How has this been supported on the Platform?

The image shows an example of distributed Tracing involving two microservices and several Platform components.

As shown in the image, the solution includes:

  • Open Telemetry Collector to automatically collect traces from all components.

  • Jaeger Collector to convert to exploitable trace.

  • DB OpenSearch to store tracing.

  • Jaeger UI to visualize tracing.

For both external and internal platform elements, the Open Telemetry agent or SDK is used for instrumentation, and to obtain the traces and send these to the Otel collector.

Basic concepts

  • Spans: Individual unit of work.
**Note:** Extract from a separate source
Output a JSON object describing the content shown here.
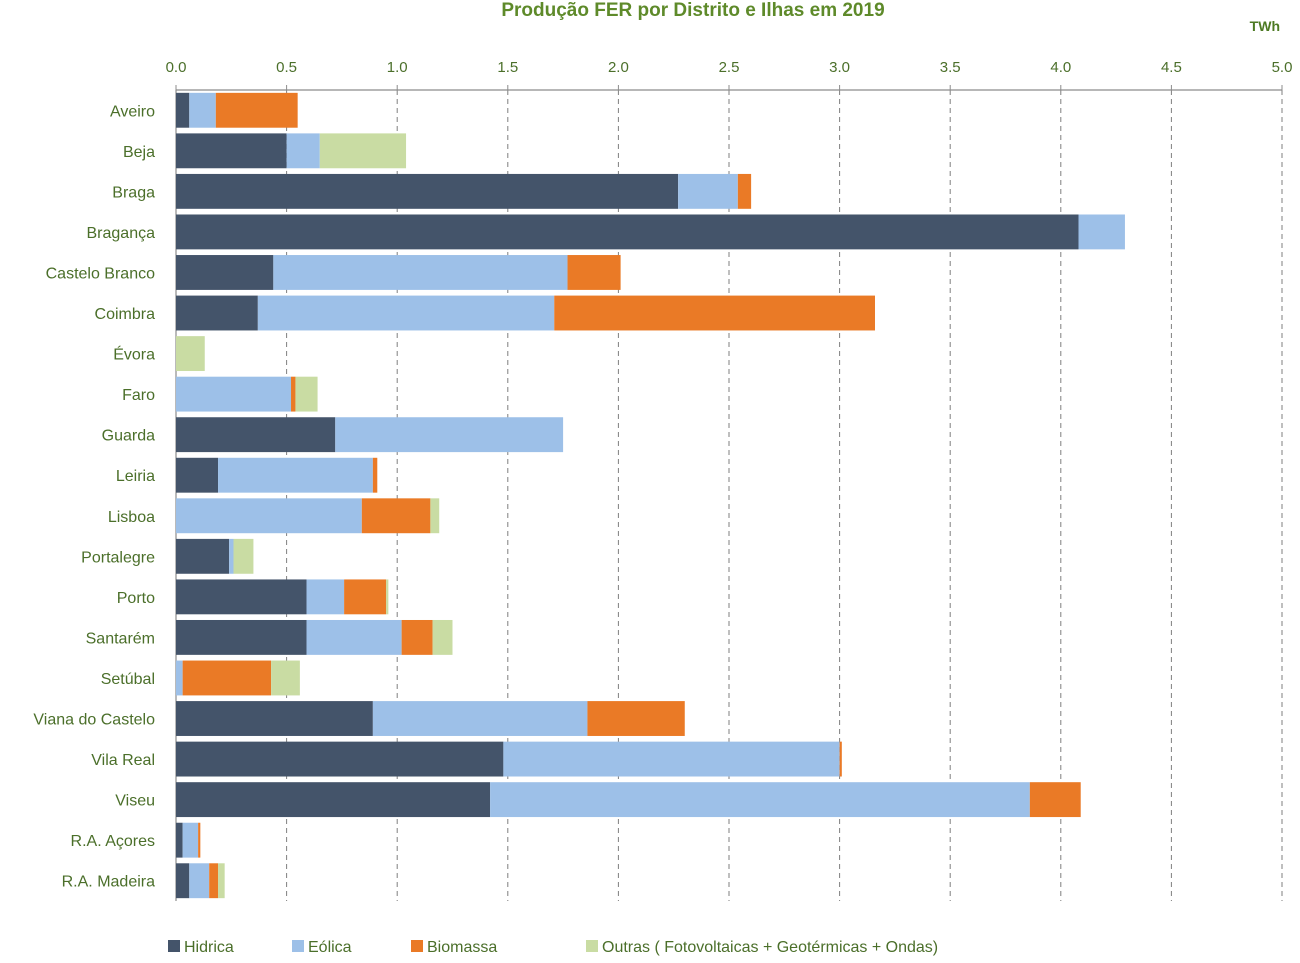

These are closed time intervals, for example, a call to a service, or to a database.

  • Traces: Set of spans in a temporal sequence triggered by an initial action.

  • Scope: Formalizes where each span starts and ends.

  • Tags: Key value pairs with information that are used for queries, filters, and traces.

Open Telemetry

https://opentelemetry.io/ is a standard in this field, offering a set of standardized, vendor-neutral SDKs, APIs, and tools to ingest, transform, and push data to an Observability back-end.

Jaeger

Jaeger tracing collects the Open Telemetry traces through its collector, stores it in Open Search and allows to export it through the Jaeger UI, integrated into the Control Panel.

From the UI, you can make searches based on the service that has initiated the call to see the entire trace and check which components have navigated through, the elapsed time, and see information on each of these spans.